Last updated: 21 April 2026
Sub-processors
Template under legal review. This document is a working draft and has not yet been reviewed by qualified counsel. It must not be published externally without review and should not be relied upon as legal advice.
RegSpace engages the following sub-processors to provide the Service. We give at least 30 days’ notice before onboarding a new sub-processor or materially expanding the scope of an existing one. You can subscribe to change notices by emailing privacy@regspace.ai.

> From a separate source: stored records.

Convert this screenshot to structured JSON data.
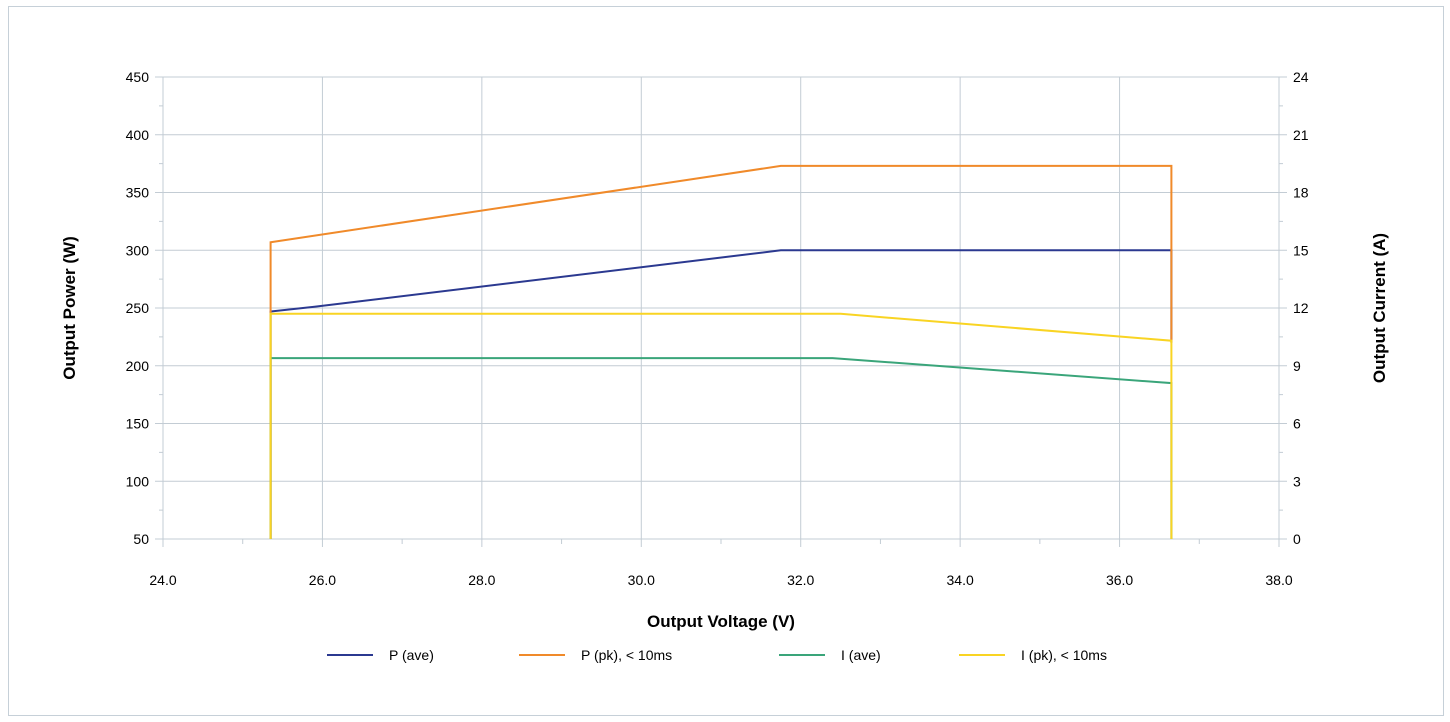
{
  "chart_data": {
    "type": "line",
    "title": "",
    "xlabel": "Output Voltage (V)",
    "ylabel": "Output Power (W)",
    "y2label": "Output Current (A)",
    "xlim": [
      24,
      38
    ],
    "ylim": [
      50,
      450
    ],
    "y2lim": [
      0,
      24
    ],
    "x_ticks": [
      "24.0",
      "26.0",
      "28.0",
      "30.0",
      "32.0",
      "34.0",
      "36.0",
      "38.0"
    ],
    "y_ticks": [
      "50",
      "100",
      "150",
      "200",
      "250",
      "300",
      "350",
      "400",
      "450"
    ],
    "y2_ticks": [
      "0",
      "3",
      "6",
      "9",
      "12",
      "15",
      "18",
      "21",
      "24"
    ],
    "grid": true,
    "legend_position": "bottom",
    "series": [
      {
        "name": "P (ave)",
        "axis": "left",
        "color": "#2b3990",
        "x": [
          25.35,
          25.35,
          25.9,
          31.75,
          36.65,
          36.65
        ],
        "y": [
          50,
          247,
          251,
          300,
          300,
          220
        ]
      },
      {
        "name": "P (pk), < 10ms",
        "axis": "left",
        "color": "#f08a2a",
        "x": [
          25.35,
          25.35,
          31.75,
          36.65,
          36.65
        ],
        "y": [
          50,
          307,
          373,
          373,
          220
        ]
      },
      {
        "name": "I (ave)",
        "axis": "right",
        "color": "#3aa57a",
        "x": [
          25.35,
          25.35,
          32.4,
          36.65,
          36.65
        ],
        "y": [
          0,
          9.4,
          9.4,
          8.1,
          0
        ]
      },
      {
        "name": "I (pk), < 10ms",
        "axis": "right",
        "color": "#f9d423",
        "x": [
          25.35,
          25.35,
          32.5,
          36.65,
          36.65
        ],
        "y": [
          0,
          11.7,
          11.7,
          10.3,
          0
        ]
      }
    ]
  }
}
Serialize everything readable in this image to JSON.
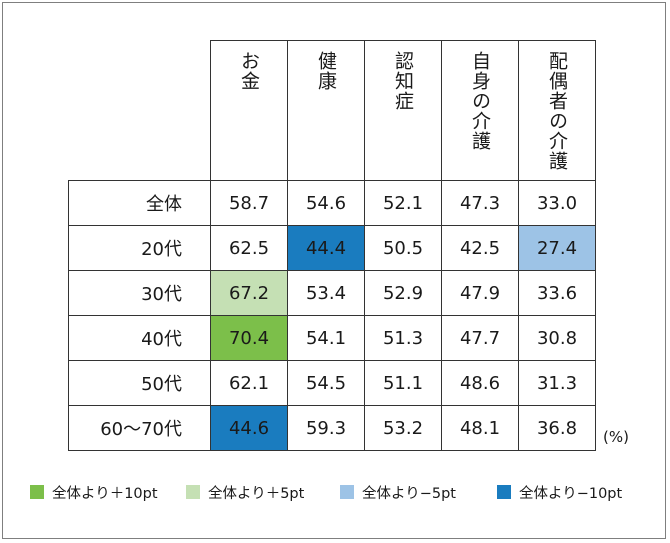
{
  "chart_data": {
    "type": "table",
    "unit": "(%)",
    "columns": [
      "お金",
      "健康",
      "認知症",
      "自身の介護",
      "配偶者の介護"
    ],
    "rows": [
      {
        "label": "全体",
        "values": [
          "58.7",
          "54.6",
          "52.1",
          "47.3",
          "33.0"
        ],
        "highlight": [
          "",
          "",
          "",
          "",
          ""
        ]
      },
      {
        "label": "20代",
        "values": [
          "62.5",
          "44.4",
          "50.5",
          "42.5",
          "27.4"
        ],
        "highlight": [
          "",
          "minus10",
          "",
          "",
          "minus5"
        ]
      },
      {
        "label": "30代",
        "values": [
          "67.2",
          "53.4",
          "52.9",
          "47.9",
          "33.6"
        ],
        "highlight": [
          "plus5",
          "",
          "",
          "",
          ""
        ]
      },
      {
        "label": "40代",
        "values": [
          "70.4",
          "54.1",
          "51.3",
          "47.7",
          "30.8"
        ],
        "highlight": [
          "plus10",
          "",
          "",
          "",
          ""
        ]
      },
      {
        "label": "50代",
        "values": [
          "62.1",
          "54.5",
          "51.1",
          "48.6",
          "31.3"
        ],
        "highlight": [
          "",
          "",
          "",
          "",
          ""
        ]
      },
      {
        "label": "60〜70代",
        "values": [
          "44.6",
          "59.3",
          "53.2",
          "48.1",
          "36.8"
        ],
        "highlight": [
          "minus10",
          "",
          "",
          "",
          ""
        ]
      }
    ],
    "legend": [
      {
        "key": "plus10",
        "label": "全体より＋10pt",
        "color": "#7cbf4a"
      },
      {
        "key": "plus5",
        "label": "全体より＋5pt",
        "color": "#c5e0b4"
      },
      {
        "key": "minus5",
        "label": "全体より−5pt",
        "color": "#9dc3e6"
      },
      {
        "key": "minus10",
        "label": "全体より−10pt",
        "color": "#1a7cbf"
      }
    ]
  }
}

| Sub-processor | Purpose | Data | Location |
|---|---|---|---|
| Google Cloud Platform | Primary cloud infrastructure: Cloud Run, AlloyDB, GCS, Cloud KMS, Pub/Sub, Cloud Scheduler | All tenant data; encrypted at rest with per-tenant CMEK | europe-west2 (UK/EU tenants); us-central1 (US tenants) |
| Google — Vertex AI (Gemini) | LLM inference for classification, memo drafting, and extraction | Request payloads (prompts + retrieved snippets); no training on client data | Pinned to tenant residency region |
| Anthropic — via Vertex AI Model Garden | Second-opinion LLM inference for Reviewer agent | Request payloads; zero-retention enterprise endpoint | Pinned to tenant residency region |
| Langfuse (self-hosted) | Observability for agent traces | Metadata, tokens, latencies; payloads hashed | Same region as tenant |
| Firebase Auth | Authentication | Account metadata (email, display name, provider) | Google global (metadata only) |
| Postmark (or SendGrid) | Transactional email (weekly digests, account notifications) | Recipient email and message content | US / EU (provider default) |
| Cloudflare | DNS and DDoS protection | Request metadata (IP, user agent) | Global edge |
Review cadence
Sub-processors are re-assessed at least annually against their SOC 2, ISO 27001, or equivalent attestations. Where an attestation is not available, RegSpace conducts its own risk assessment and records the outcome in our internal vendor register.